Day 1: A Wi-Fi Signal Runs Through It
Two Easterners—my girlfriend E. and I—arrive at the Missoula, Montana, airport to the tableau of a stuffed mountain lion eating a stuffed mountain goat above the baggage carousel. The goat is gasping for its life; the pouncing lion looks insatiable. Meanwhile, a roughly hewn man in a Stetson and duster (many Montanans helpfully reinforce a visitor’s image of their state) calls out to another one, “Bill Cowley, you old sea dog! I haven’t seen you since the Navy!”
“Cut. That’s a wrap,” I want to say to the phantom cameraman filming this Coen brothers western.
We have landed somewhere at the edge of the continental United States to experience a high-end, very mediated encounter with nature at a place called the Resort at Paws Up, 40 minutes from Missoula. In the adventuring industry, E. and I are what are called Soft Adventurers. Literally, we are soft. We don’t exercise more than necessary to remain alive. We both failed the President’s Council on Physical Fitness test under the Reagan administration, an exam which included five difficult activities such as the one-mile run, the right-angle push-up, and the partial curl-up (not partial enough). In a mirror image of the president’s fitness test, we have decided to submit ourselves to five winter activities that we would never imagine doing without a professional staff of coddlers: the lunatic sport of snowmobiling, the debilitating art of snowshoeing, riding on top of a horse, shooting things with a gun, standing ass-deep in a frozen river waiting for the trout to bite. All this will be done underneath Montana’s famously big sky, to the accompaniment of excellent food, a Tolstoy-size wine list, and every creature comfort the Soft Adventurer needs to feel loved in the face of nature’s cruel indifference. Even E.’s dog, Bill, a feisty Jack Russell terrier with no sense of limits, has come to submit himself to an intensive doggie massage at the hands of a professional.
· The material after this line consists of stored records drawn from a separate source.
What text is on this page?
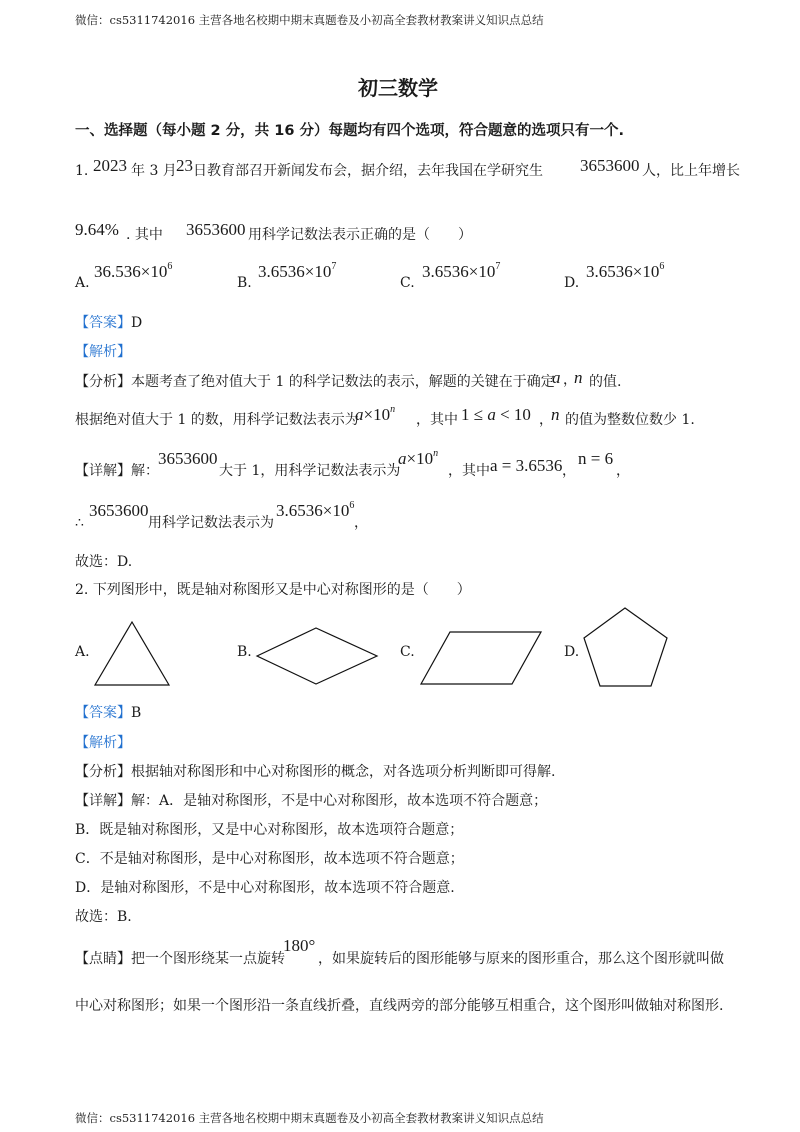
微信：cs5311742016 主营各地名校期中期末真题卷及小初高全套教材教案讲义知识点总结
微信：cs5311742016 主营各地名校期中期末真题卷及小初高全套教材教案讲义知识点总结
初三数学
一、选择题（每小题 2 分，共 16 分）每题均有四个选项，符合题意的选项只有一个.
1. 2023 年 3 月 23 日教育部召开新闻发布会，据介绍，去年我国在学研究生 3653600 人，比上年增长
9.64% . 其中 3653600 用科学记数法表示正确的是（　　）
A.
$36.536\times 10^6$
B.
$3.6536\times 10^7$
C.
$3.6536\times 10^7$
D.
$3.6536\times 10^6$
【答案】D
【解析】
【分析】本题考查了绝对值大于 1 的科学记数法的表示，解题的关键在于确定
a ，
n 的值.
根据绝对值大于 1 的数，用科学记数法表示为
$a\times 10^n$
，其中 1 ≤ a < 10 ，
n 的值为整数位数少 1.
【详解】解：
3653600
大于 1，用科学记数法表示为
$a\times 10^n$
，其中 a = 3.6536 ，
n = 6
，
∴
3653600
用科学记数法表示为
$3.6536\times 10^6$
，
故选：D.
2. 下列图形中，既是轴对称图形又是中心对称图形的是（　　）
A.	B.	C.	D.
【答案】B
【解析】
【分析】根据轴对称图形和中心对称图形的概念，对各选项分析判断即可得解.
【详解】解：A．是轴对称图形，不是中心对称图形，故本选项不符合题意；
B．既是轴对称图形，又是中心对称图形，故本选项符合题意；
C．不是轴对称图形，是中心对称图形，故本选项不符合题意；
D．是轴对称图形，不是中心对称图形，故本选项不符合题意.
故选：B.
【点睛】把一个图形绕某一点旋转
180°
，如果旋转后的图形能够与原来的图形重合，那么这个图形就叫做
中心对称图形；如果一个图形沿一条直线折叠，直线两旁的部分能够互相重合，这个图形叫做轴对称图形.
Yawning from the endless plane ride, we pull up to a Paws Up Big Timber cabin, a nearly 1,500-square-foot spread towering over four private acres of land. The houses are named after fly-fishing flies—the Frog Knobbler, Glimmer Stone, the Bunyan Bug, and our very own Pan Fish Popper, with the hot tub gurgling away on the front porch. Inside, the décor is Ponderosa modern: from the photos of cowboys learning the ropes to the cowhide rugs, couches big enough to seat the cast of Bonanza, and the Last Best Bed™ (more on the constant trademarking later), which, like an SUV, can be reached with the aid of a stepladder. Lurking amid this Brobdingnagian setup is a kind of induced homeliness. Nothing has been spared—from the satellite TV to the heated floors in the bathroom to the all-important Wi-Fi signal, which I try to catch with my temperamental iPhone. In advance of tomorrow’s snowmobiling adventure, I read the “Wisconsin Snowmobiles Fatality Summary—2007/2008 Season” and several online articles such as “Why Are There So Many Michigan Snowmobile Fatalities?” (yes, pray tell, why?) and “Montana Avalanche Victim Survives an 8-Hour Burial.” Throughout the night, I can hear E. quaking and mumbling next to me as she dreams about flying off a mountain. Outside, the deathly darkness of a rural night; inside, two figures twisting and turning across their monstrous, hovering bed with its 300-thread-count linens and badger-size pillows. Only Bill the Dog will know the sleep of the righteous.